It was 2010, nearly a decade after moving to Sydney from her home of Paris, that Marie-Edith Dugoujon decided to take up wedding photography full time. What started as a “happy accident” has since turned into her livelihood, one which she doesn’t take for granted and has made her true passion.
Tell us about yourself and how you got started in wedding photography…
To sum it up, I’m a French girl who moved from Paris to Sydney in 2001 and worked in corporate for 6 years before transitioning to full time wedding photography in 2010. It was a gradual process and a bit of a happy accident. A colleague in my corporate job was getting married and asked me to take photos at his wedding. Another colleague saw those shots and asked me to shoot his wedding. It kind of snowballed from there. I started to take a serious interest in wedding photography and learnt the craft by looking at blogs and tutorials online and of course practicing like crazy.
What would you say is the best thing about your job?
There are so many “best things”! Firstly, as a romantic, I’m a sucker for weddings. Being able to work in that kind of environment on a regular basis is just magic. It really is uplifting and inspiring to witness romantic love and extended family love. Secondly, being able to make a living by doing something creative/artistic is pretty incredible in my opinion. Last but not least, the freedom and flexibility that come from being a freelancer is priceless.
You’re based in Sydney. What would you say is the best thing about working there?
Sydney is an incredible place to work in because of its variety. Beaches, city, sandstone buildings, industrial backdrops, terraces, incredible parks and forests, you name it. Also, as opposed to France where weddings must take place in a town hall and/or church, ceremonies in Sydney can take place anywhere, often in breathtaking spots.
What’s you dream shoot location?
I’ve shot in so many amazing locations that I already feel spoilt for choice. But if I had to choose right now I’d love to do a shoot in Venice, or Moscow under the snow… somewhere unique, ethereal and really picturesque.
You’ve been booked for someone’s big day. Tell us a bit about what happens next…

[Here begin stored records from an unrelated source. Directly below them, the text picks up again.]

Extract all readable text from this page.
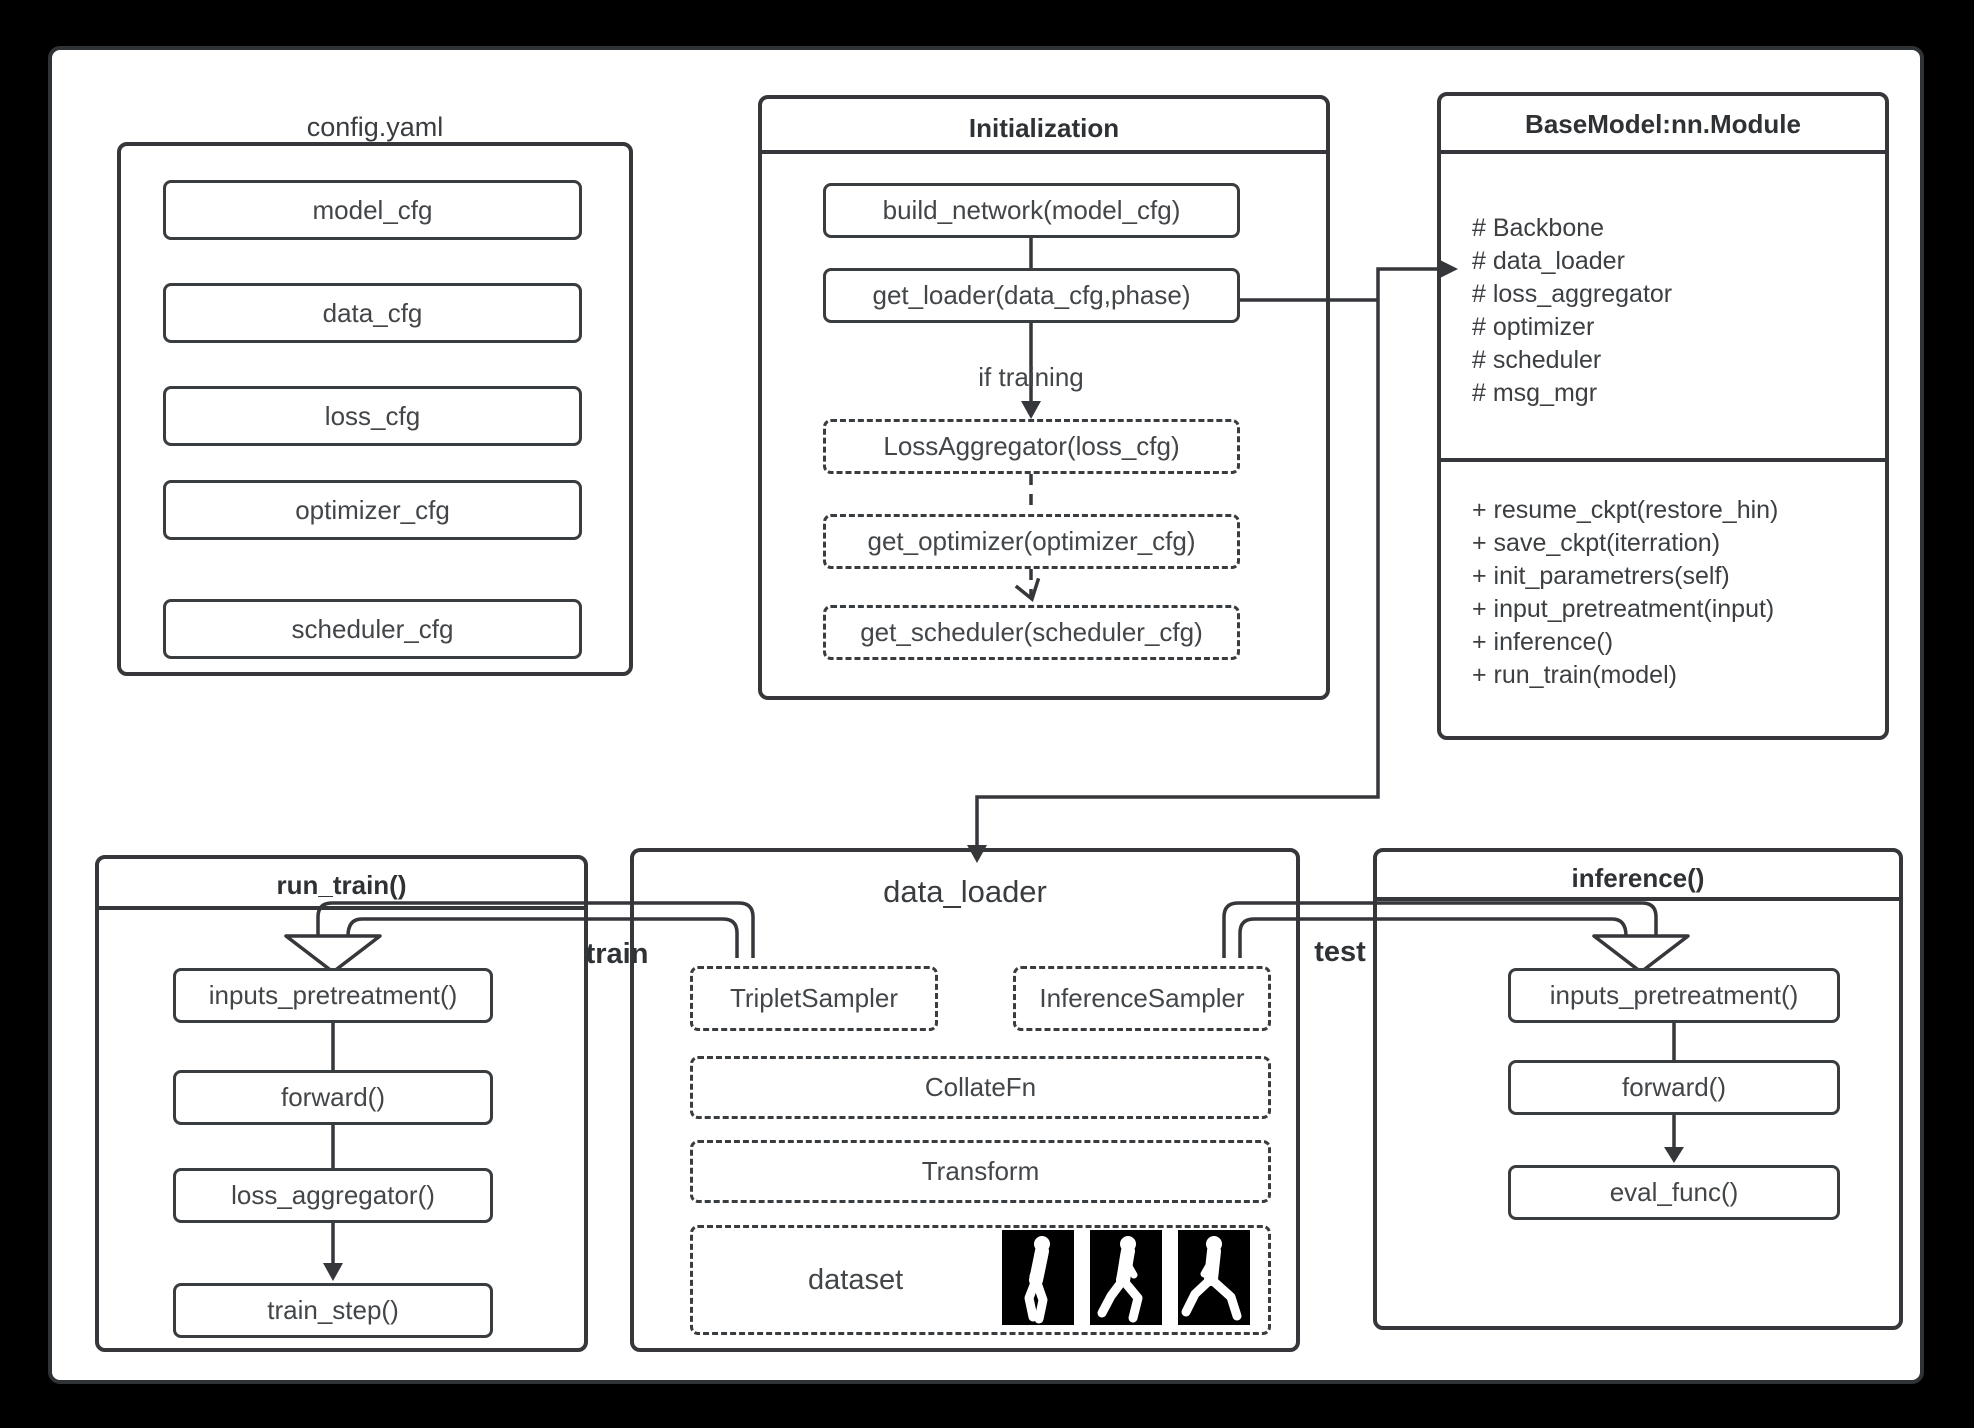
config.yaml	Initialization	BaseModel:nn.Module
# Backbone
# data_loader
# loss_aggregator
# optimizer
# scheduler
# msg_mgr
+ resume_ckpt(restore_hin)
+ save_ckpt(iterration)
+ init_parametrers(self)
+ input_pretreatment(input)
+ inference()
+ run_train(model)
run_train()	data_loader	inference()
model_cfg
data_cfg
loss_cfg
optimizer_cfg
scheduler_cfg
build_network(model_cfg)
get_loader(data_cfg,phase)
if training
LossAggregator(loss_cfg)
get_optimizer(optimizer_cfg)
get_scheduler(scheduler_cfg)
inputs_pretreatment()
forward()
loss_aggregator()
train_step()
TripletSampler	InferenceSampler
CollateFn
Transform
dataset
inputs_pretreatment()
forward()
eval_func()
train	test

First of all, I do a happy dance (laughs)! I like to show up with fresh eyes at weddings so I tend not to think too much beforehand apart from the obvious logistics. It’s all about going with the flow on the day and adapting to the couple, the vibe and the light on the day.

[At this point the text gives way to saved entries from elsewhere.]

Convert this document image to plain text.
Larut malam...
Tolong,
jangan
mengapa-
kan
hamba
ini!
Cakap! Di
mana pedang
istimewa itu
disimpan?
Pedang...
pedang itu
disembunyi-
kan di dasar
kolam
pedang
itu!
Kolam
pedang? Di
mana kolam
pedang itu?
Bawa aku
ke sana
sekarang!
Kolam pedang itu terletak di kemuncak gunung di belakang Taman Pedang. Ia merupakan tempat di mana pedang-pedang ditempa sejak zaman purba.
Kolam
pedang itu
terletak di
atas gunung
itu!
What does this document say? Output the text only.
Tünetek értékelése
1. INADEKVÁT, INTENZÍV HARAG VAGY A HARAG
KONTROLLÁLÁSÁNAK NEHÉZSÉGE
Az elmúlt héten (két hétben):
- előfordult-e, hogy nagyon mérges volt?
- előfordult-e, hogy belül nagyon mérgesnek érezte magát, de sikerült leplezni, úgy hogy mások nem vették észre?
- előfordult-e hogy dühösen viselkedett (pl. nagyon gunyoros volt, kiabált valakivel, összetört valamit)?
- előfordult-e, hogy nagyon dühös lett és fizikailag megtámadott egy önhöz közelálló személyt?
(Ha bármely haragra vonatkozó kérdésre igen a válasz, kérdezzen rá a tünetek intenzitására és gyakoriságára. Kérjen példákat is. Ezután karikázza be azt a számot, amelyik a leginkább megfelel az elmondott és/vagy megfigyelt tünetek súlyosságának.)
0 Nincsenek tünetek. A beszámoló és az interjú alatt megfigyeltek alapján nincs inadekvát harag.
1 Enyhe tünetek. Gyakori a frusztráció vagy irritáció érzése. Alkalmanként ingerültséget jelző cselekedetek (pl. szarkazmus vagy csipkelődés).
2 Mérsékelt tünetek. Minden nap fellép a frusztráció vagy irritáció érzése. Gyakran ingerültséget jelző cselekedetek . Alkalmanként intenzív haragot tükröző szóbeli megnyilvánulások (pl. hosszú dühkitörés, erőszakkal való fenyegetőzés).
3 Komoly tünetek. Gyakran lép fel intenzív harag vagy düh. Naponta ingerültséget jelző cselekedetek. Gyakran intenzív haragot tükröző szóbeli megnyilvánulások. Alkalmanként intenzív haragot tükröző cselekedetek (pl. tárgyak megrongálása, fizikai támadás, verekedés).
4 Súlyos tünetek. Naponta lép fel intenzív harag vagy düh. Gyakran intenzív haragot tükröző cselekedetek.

What is your favourite part of the wedding day to shoot?
I always had a soft spot for the bride getting ready part. It’s an intimate moment full of anticipation. When the bride puts on her dress, it’s very elegant and feminine. As a woman, I feel privileged that I can share more of these moments than male photographers who sometimes are not allowed in the room. I also love when the newly married couple walks up the aisle, bumping their fist in the air, all smiles, while everyone claps. The epitome of happiness.

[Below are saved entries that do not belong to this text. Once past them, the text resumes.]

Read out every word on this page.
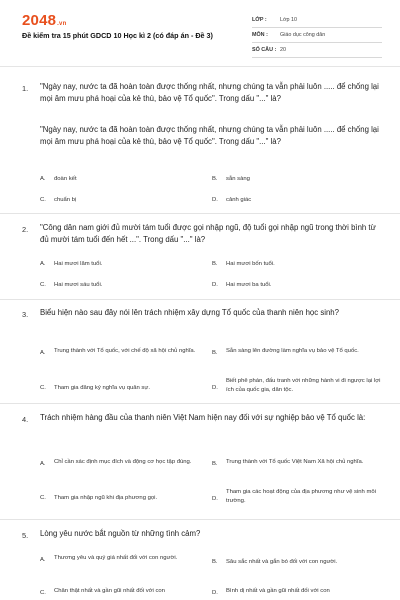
2048.vn
Đề kiểm tra 15 phút GDCD 10 Học kì 2 (có đáp án - Đề 3)
LỚP :	Lớp 10
MÔN :	Giáo dục công dân
SỐ CÂU : 20
1. "Ngày nay, nước ta đã hoàn toàn được thống nhất, nhưng chúng ta vẫn phải luôn ..... để chống lại mọi âm mưu phá hoại của kẻ thù, bảo vệ Tổ quốc". Trong dấu "..." là?
"Ngày nay, nước ta đã hoàn toàn được thống nhất, nhưng chúng ta vẫn phải luôn ..... để chống lại mọi âm mưu phá hoại của kẻ thù, bảo vệ Tổ quốc". Trong dấu "..." là?
A.	đoàn kết	B.	sẵn sàng
C.	chuẩn bị	D.	cảnh giác
2. "Công dân nam giới đủ mười tám tuổi được gọi nhập ngũ, độ tuổi gọi nhập ngũ trong thời bình từ đủ mười tám tuổi đến hết ...". Trong dấu "..." là?
A.	Hai mươi lăm tuổi.	B.	Hai mươi bốn tuổi.
C.	Hai mươi sáu tuổi.	D.	Hai mươi ba tuổi.
3. Biểu hiện nào sau đây nói lên trách nhiệm xây dựng Tổ quốc của thanh niên học sinh?
A.	Trung thành với Tổ quốc, với chế độ xã hội chủ nghĩa.	B.	Sẵn sàng lên đường làm nghĩa vụ bảo vệ Tổ quốc.
C.	Tham gia đăng ký nghĩa vụ quân sự.	D.
Biết phê phán, đấu tranh với những hành vi đi ngược lại lợi ích của quốc gia, dân tộc.
4. Trách nhiệm hàng đầu của thanh niên Việt Nam hiện nay đối với sự nghiệp bảo vệ Tổ quốc là:
A.	Chỉ cần xác định mục đích và động cơ học tập đúng.	B.	Trung thành với Tổ quốc Việt Nam Xã hội chủ nghĩa.
C.	Tham gia nhập ngũ khi địa phương gọi.	D.
Tham gia các hoạt động của địa phương như vệ sinh môi trường.
5. Lòng yêu nước bắt nguồn từ những tình cảm?
A.	Thương yêu và quý giá nhất đối với con người.
B.	Sâu sắc nhất và gắn bó đối với con người.
C.	Chân thật nhất và gần gũi nhất đối với con	D.	Bình dị nhất và gần gũi nhất đối với con
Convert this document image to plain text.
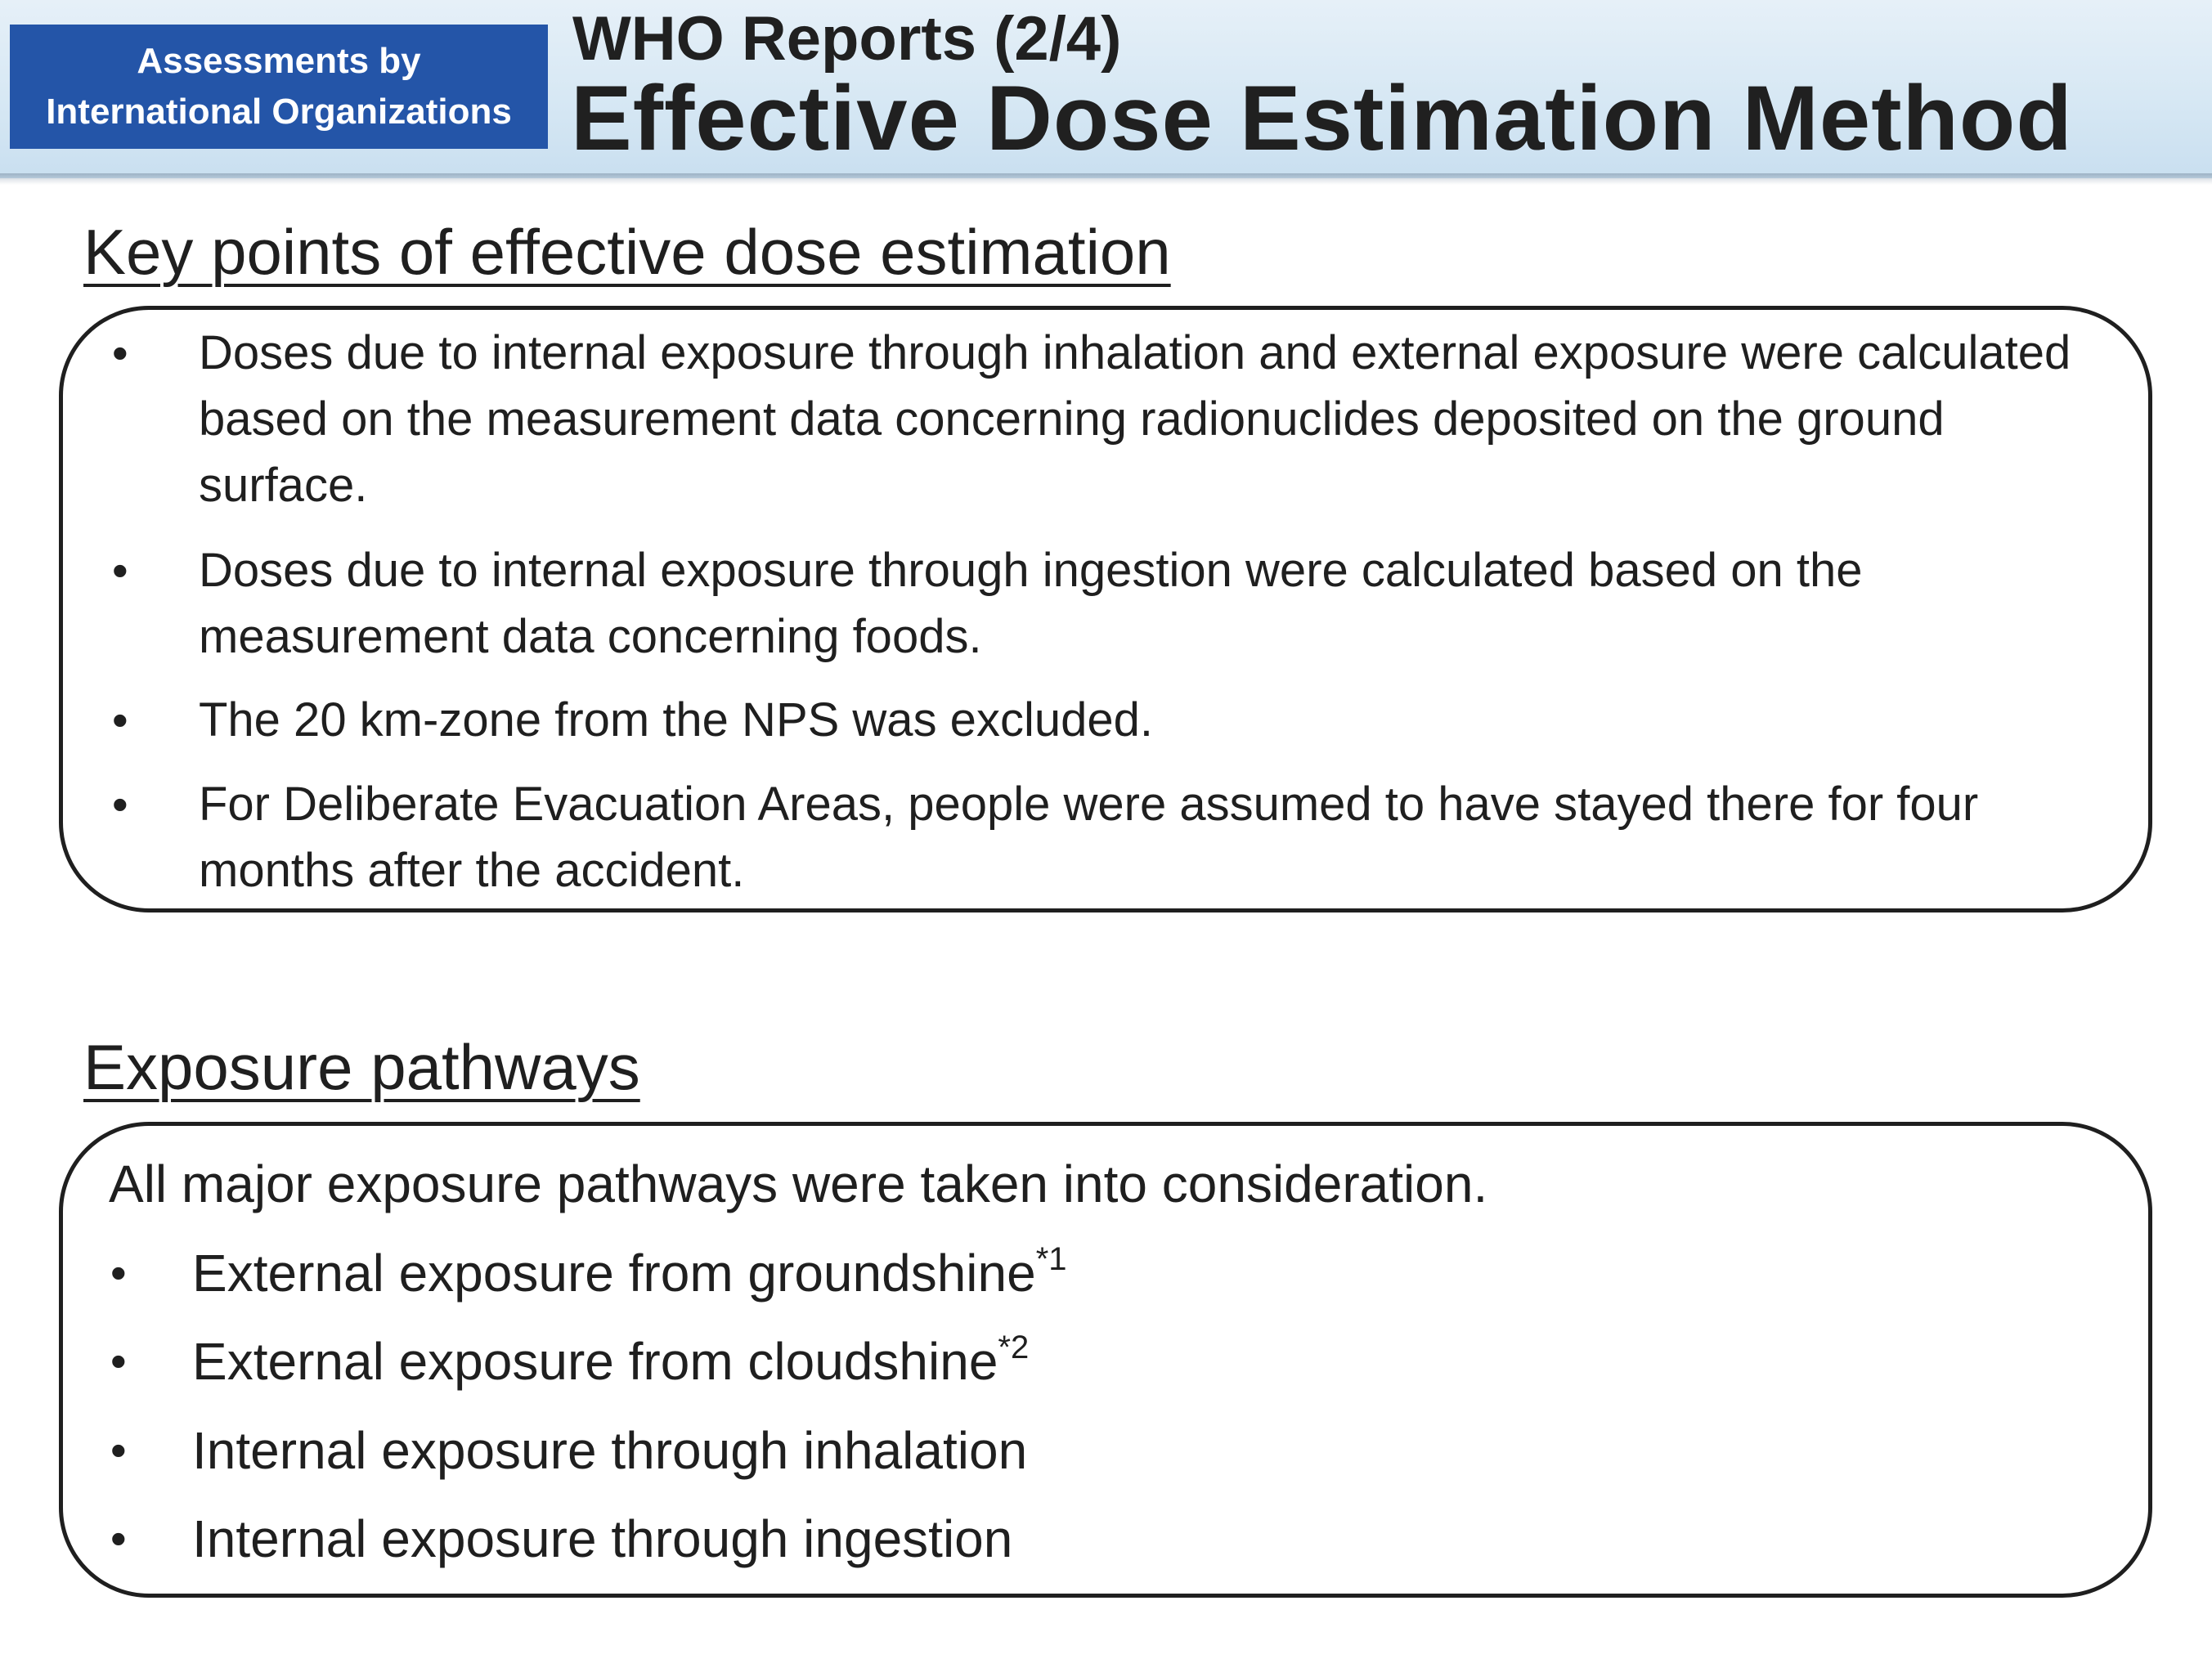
Assessments by
International Organizations
WHO Reports (2/4)
Effective Dose Estimation Method
Key points of effective dose estimation
• Doses due to internal exposure through inhalation and external exposure were calculated based on the measurement data concerning radionuclides deposited on the ground surface.
• Doses due to internal exposure through ingestion were calculated based on the measurement data concerning foods.
• The 20 km-zone from the NPS was excluded.
• For Deliberate Evacuation Areas, people were assumed to have stayed there for four months after the accident.
Exposure pathways
All major exposure pathways were taken into consideration.
• External exposure from groundshine$^{*1}$
• External exposure from cloudshine$^{*2}$
• Internal exposure through inhalation
• Internal exposure through ingestion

What equipment do you use?
I’ve always shot Canon and always have the latest professional equipment available (like the new 5D mk IV). In terms of lenses I use a 16-35mm, 50mm and 85mm, 2 on-camera flashes and 1 off-camera flash.
With so many photographic choices available, what advice would you give couples who are drowning in options?
I’d tell them to choose a photographer not only based on their portfolio but also personality. Ultimately the photographer will spend the whole day with them and it will have a big impact on the couple’s experience of the day and how the photos will turn out.
What is the best feedback you’ve ever received from a couple whose wedding you’ve shot?
The compliment that touched me the most is from a bride who said I brought out some confidence in her that she never thought she had. She felt beautiful on the day and was so thankful. I love that it was a positive impact beyond photography.
What achievement are you most proud of?
The fact that I created this life from scratch. A few years ago I knew nothing about photography, and I knew nothing about running a business. Now I do both, and while it comes with its challenges, I’d never look back.